I’m probably best known for The Map Room, my blog about maps, which I restarted in January 2016 after a 4½-year hiatus.
I’ve also reviewed Canadian science fiction for AE: The Canadian Science Fiction Review and published articles in The New York Review of Science Fiction and the Ottawa Citizen. My sf fanzine, Ecdysis, is a two-time finalist for the Aurora Award.
As a commentator on maps and the Olympics, I’ve been interviewed or featured by Agence France-Presse, the BBC World Service, the Boston Globe, CBC Newsworld, CTV Newsnet, Folha de São Paolo, the Hamilton Spectator, the National Post, the Ottawa Sun, Reuters, RTÉ, Sports Illustrated, the Toronto Star and the West Quebec Post, among others.

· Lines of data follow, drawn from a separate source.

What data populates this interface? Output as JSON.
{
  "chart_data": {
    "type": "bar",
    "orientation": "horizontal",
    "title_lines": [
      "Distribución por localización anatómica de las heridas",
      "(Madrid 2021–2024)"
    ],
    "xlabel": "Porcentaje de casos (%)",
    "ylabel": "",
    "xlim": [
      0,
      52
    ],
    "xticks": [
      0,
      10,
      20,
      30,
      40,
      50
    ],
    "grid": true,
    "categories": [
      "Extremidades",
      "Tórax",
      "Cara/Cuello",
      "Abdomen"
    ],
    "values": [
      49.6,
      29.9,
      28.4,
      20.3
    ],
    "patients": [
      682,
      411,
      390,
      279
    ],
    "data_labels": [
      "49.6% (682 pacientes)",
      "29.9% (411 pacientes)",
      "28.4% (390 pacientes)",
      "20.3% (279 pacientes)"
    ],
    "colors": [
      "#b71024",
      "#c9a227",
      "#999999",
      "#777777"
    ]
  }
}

I’ve also appeared as a panelist and presenter at science fiction conventions like Can-Con, Readercon and SFContario.
I grew up in Winnipeg, Manitoba, and studied European history at the universities of Winnipeg, Waterloo and Alberta, which circuitously led to stints as a reporter for a small-town weekly newspaper, a writer of briefing notes, and an editor of government regulations and ministerial correspondence.
In 2003 I moved to Shawville, Quebec, where I live with my wife Jennifer Seely, our three cats, and an uncomfortable number of snakes.
About Angus McWetboy
I use “mcwetboy” as my username an awful lot. What’s up with that, you ask?
“Angus McWetboy” first appeared during my stint at the University of Waterloo, where I published a surreal e-mail newsletter for the history graduate student association in which “Angus” was a recurring character. The name meant nothing in particular (other than a vague notion that anything Scottish was inherently funny), just a few syllables that sounded funny to me at the time. “Angus” was a madman who obsessed about imported cheese products from faraway places, and the insect pests that infiltrated his stocks (cheese weevils, Tajikistan — made no sense). Most of my fellow students didn’t get the joke, and begged me to tone down the lunatic tone of the newsletter before it got them into trouble with their professors.
Later on, it seemed unique and meaningless enough to use as a user name and as a domain name for my home page, which lived at mcwetboy.com from 2001 to 2011.